How to develop & deliver better analytics with Chris Bergh
14 February, 2021
Chris Bergh is the founder and CEO of DataKitchen, a DataOps platform that simplifies data toolchains, environments, and teams. Chris started his career at MIT's Lincoln Laboratory, NASA and Microsoft, working across a range of engineering and leadership roles leading analytical teams. He experienced the barriers in embracing data opportunities first-hand, and translated his insight into founding and advocating for the DataOps movement.
In this interview, we spoke about Chris' personal journey, the experiences that led him to start DataKitchen, the concept of DataOps and why companies should give it a try.
What is DataOps?
We started our discussion talking about DataOps - a term that Chris has coined. As an Analytics lead, Chris experienced the struggles of delivering business value through analytics first-hand. He talks about the lack of standardization and the need to unify tooling and skillsets within his team. These ultimately led him to think about better ways of developing and delivering analytics. Chris designed a set of principles and grouped them under the umbrella of a DataOps manifesto, specifically:
- Individuals and interactions over processes and tools
- Working analytics over comprehensive documentation
- Customer collaboration over contract negotiation
- Experimentation, iteration, and feedback over extensive upfront design
- Cross-functional ownership of operations over siloed responsibilities
In our conversation, Chris highlighted his view that the focus of analytics should shift from the object to the process. "The what is not as important, it's how you put the pieces together with people and a set of interlocking processes that's key to fostering innovation."
What companies get wrong when building a data culture
Chris talks about the typical failure modes that companies hit when embracing data opportunities. He highlighted trust, cycle time, and relationships as the things that companies often get wrong.
Firstly, he highlights there is often a lack of trust in data from the people who are receiving analytical product. "Analytics teams often get beaten down by follow-up questions and mistrust". Errors can happen anywhere, from the data issues itself to the analytics, anywhere in the pipeline. Chris talks about a mindset shift is needed to establish more trust in data - "companies should embrace error rates and see them as an opportunity to improve and perfect their systems". His view is that error rates are opportunities for process automation, and even marginal improvements can lead to improved trust and ultimately, a healthier data culture.
Secondly, Chris mentioned the time it takes to put a model into a production, adjust and iterate as a major failure mode. "The longer it takes for the team to move ideas into a production, the worse".
Finally, we talked about the relationship between the people that build data products - data analysts, data scientists and IT enablement teams - and the business users. "This relationship is often challenging and there's a lot of finger pointing", Chris says. In his work at DataKitchen and through the DataOps advocacy, these are the key points Chris seeks to address.

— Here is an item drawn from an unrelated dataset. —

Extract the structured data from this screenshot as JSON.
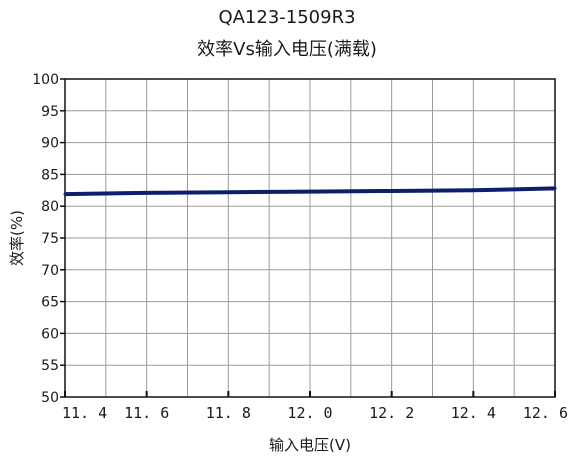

"Love your error rates & fall forward. Error rates mean that there's an opportunity to improve and that you can shine a light on the issues that you have."
DataOps success stories
We asked Chris about the stories of companies that impress him. He spoke about the importance of fostering collaboration and making your employees happy, productive and empowered. "These things are key to building teams and companies that do good things and deliver value for your customers". Converesely, "you can tell when organisations don't have the vibe of success, and feel like they are burdened by the data", Chris says.
Data work can also be thought about as a process of influence. Companies are using the data not only to deliver the right answers, but to inform decision-making and trigger the right action. "The service mindset is key - it's less about the model and the tools you use, and more about who your customers are, and what their needs are". Chris also notes that sometimes, analytics professionals fall prey to focusing on the tools and methods, when that should not be the focus. "There are plenty tools at your disposal, the important thing is to use them effectively to build the conviction."
"If we can create influence and use data to make impactful decisions, that's the definition of success."
Focus on the how
In our discussion, Chris also argues that the analytics world is currently in somewhat of a boom and bust phase, moving fast forward to hit a wall shortly. "Algorithm are commodities, the applications of the algorithms is what you should be perfecting", he says.
He predicts data scientists might end up in a world saturated with tools, but should instead focus on the system as a whole and the efficiency of teams they're working within. "Data analytics is the team sport, and how you get team to work together in a productive way, that's what matters."
"Instead of focusing on what you do - focus on how you do it. It is an investment into the future - the what will change overtime, but the how is what you can control and what pertains. "
Building a data product
We asked Chris about how they use data at DataKitchen, and how he personally deploys the DataOps principles in his own teams.
At a company serving Data engineers and Data scientists, Chris highlighted the importance of talking to their users regularly to understand and build on the value of the product. He also shared his view, that his and his co-founders' hands-on experience with analytics and being deeply technical was crucial not only for building the product and hiring, but also for empathizing with users.
What is next?
Finally, we asked Chris to share an emerging trend in the data landscape that makes him excited. Here, he reflected on the idea of flipping the equation in data ownership, consumers reclaiming control over their data, and the vision of companies creating a distinction between "data we produce and the data we share". If the ownership of our digital footprint changes, what would that mean for the market dynamics, consumers and our economy?